Exports increased from $9 billion in 2002, to around $19 billion in 2007. As the rupee was held stable despite high inflation exports kept on getting expensive and imports cheaper. As a result of an appreciating rupee, the rate of growth of exports declined whereas the rate of growth of imports increased, going from $12 billion in 2002-03 to $30 billion in 2006-07. The PML-Q government continued its liberal import policy, as it could fund its current account deficit through increasing foreign remittances, foreign direct and portfolio investment and increasing revenues generated through privatization.
During the five years of the PML-Q, oil prices went up, from $35 to $85 a barrel. However, the government managed to contain inflation which remained in the range of 3 per cent (2002-03) to 9 per cent (2004-05), reducing to 8 per cent (2006-07). Various indicators show the percentage living below poverty level went down from 2002-03 until 2006-07, but then as a result of sharp increases in food and oil prices and reduction in the growth rate, the declining trend was reversed.
Due to strong elements of centralization, bad governance, lack of political will, misconception about powers and, above all, denial of provincial autonomy, all federating units were facing tough times. There was a spirit of inter-provincial disharmony among all the provinces on the issue of royalty of gas and electricity. The main issues were:-
*Fair river water distribution (the water sharing formula is still unacceptable to Sindh to some extent).

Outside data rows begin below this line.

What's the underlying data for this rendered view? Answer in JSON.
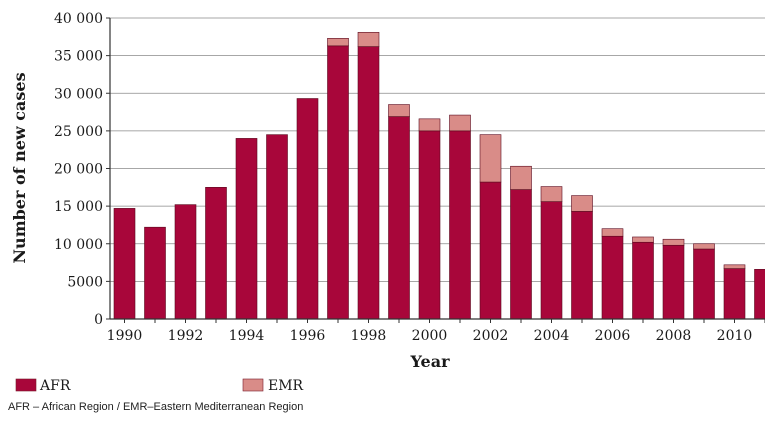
{
  "chart_data": {
    "type": "bar",
    "stacked": true,
    "xlabel": "Year",
    "ylabel": "Number of new cases",
    "ylim": [
      0,
      40000
    ],
    "yticks": [
      0,
      5000,
      10000,
      15000,
      20000,
      25000,
      30000,
      35000,
      40000
    ],
    "ytick_labels": [
      "0",
      "5000",
      "10 000",
      "15 000",
      "20 000",
      "25 000",
      "30 000",
      "35 000",
      "40 000"
    ],
    "xtick_labels": [
      "1990",
      "1992",
      "1994",
      "1996",
      "1998",
      "2000",
      "2002",
      "2004",
      "2006",
      "2008",
      "2010"
    ],
    "categories": [
      1990,
      1991,
      1992,
      1993,
      1994,
      1995,
      1996,
      1997,
      1998,
      1999,
      2000,
      2001,
      2002,
      2003,
      2004,
      2005,
      2006,
      2007,
      2008,
      2009,
      2010,
      2011
    ],
    "grid": "horizontal",
    "legend_position": "bottom-left",
    "series": [
      {
        "name": "AFR",
        "color": "#a8063a",
        "values": [
          14700,
          12200,
          15200,
          17500,
          24000,
          24500,
          29300,
          36300,
          36200,
          26900,
          25000,
          25000,
          18200,
          17200,
          15600,
          14300,
          11000,
          10200,
          9800,
          9300,
          6700,
          6600
        ]
      },
      {
        "name": "EMR",
        "color": "#d98c88",
        "values": [
          0,
          0,
          0,
          0,
          0,
          0,
          0,
          1000,
          1900,
          1600,
          1600,
          2100,
          6300,
          3100,
          2000,
          2100,
          1000,
          700,
          800,
          700,
          500,
          0
        ]
      }
    ]
  },
  "footnote": "AFR – African Region  /  EMR–Eastern Mediterranean Region"
}
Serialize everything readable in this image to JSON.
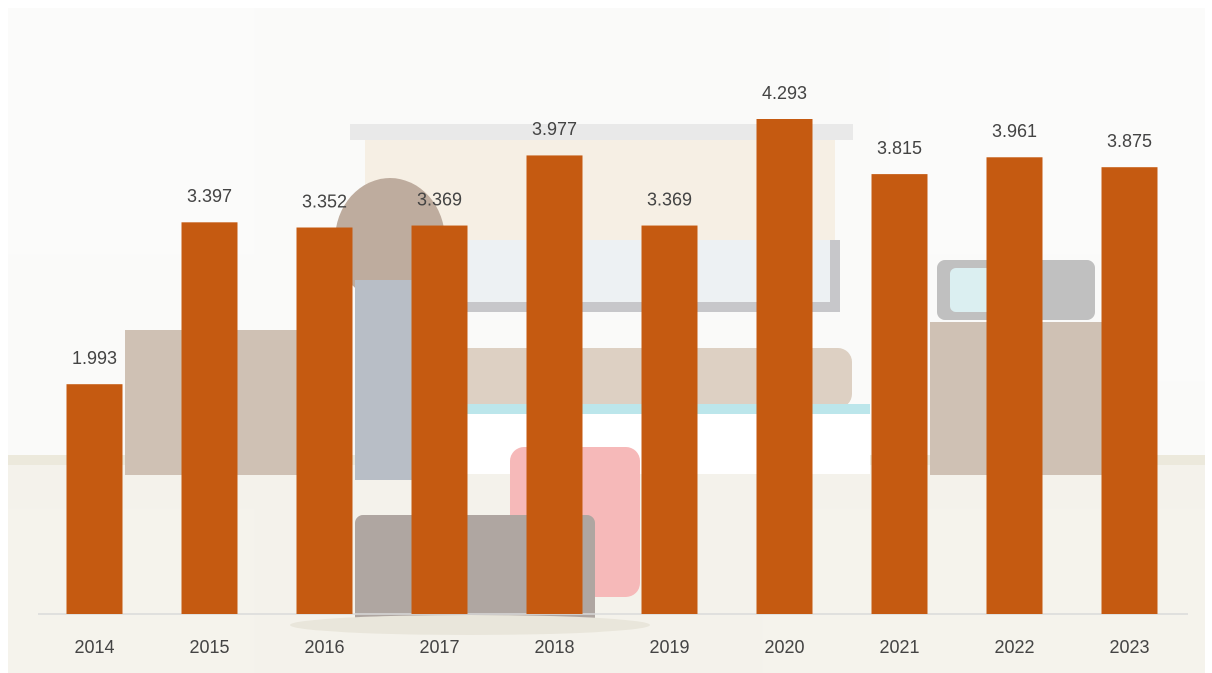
{
  "chart_data": {
    "type": "bar",
    "categories": [
      "2014",
      "2015",
      "2016",
      "2017",
      "2018",
      "2019",
      "2020",
      "2021",
      "2022",
      "2023"
    ],
    "values": [
      1.993,
      3.397,
      3.352,
      3.369,
      3.977,
      3.369,
      4.293,
      3.815,
      3.961,
      3.875
    ],
    "color": "#c55a11"
  }
}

*Equitable distribution of federally collected taxes among the provinces (Sindh and Balochistan are complaining against the unequal treatment of the centre). The sales tax is normally a provincial tax in most countries of the world, but the federal government is not prepared to accept it.
*The grant of financial autonomy to the provinces. The National Finance Commission (NFC) was and still is rather dysfunctional.
Many economic experts are of the view that 9/11 was the turning point in the revival of our national economy. Workers remittances moved from hundi/hawala system to banking channels and annual remittances now exceed $4.5 billion.
Workers' remittances can do wonders for the economy and the upward development of India, China and many Latin American countries economies verify it. But these massive inflows of workers' remittances have not been properly used.
Many irrelevant policies of the government encouraged trends of consumption rather than investment and savings, with the result that money went to unproductive sectors, like real estate and stock exchanges. Speculators made billions and produced a bubble economy in the country.
The sustainability of economic development is now necessary for the government. Several flaws need to be removed urgently. Despite political maneuvering and self-projection, solid and durable macro-economic policies should be initiated which should be pro-poor, pro-investors, and pro-business. Equal opportunity, fair play, merit, corporate governance, accountability, impartiality, strong regulatory mechanism, social justice and prudent macro-economic policies should be implemented.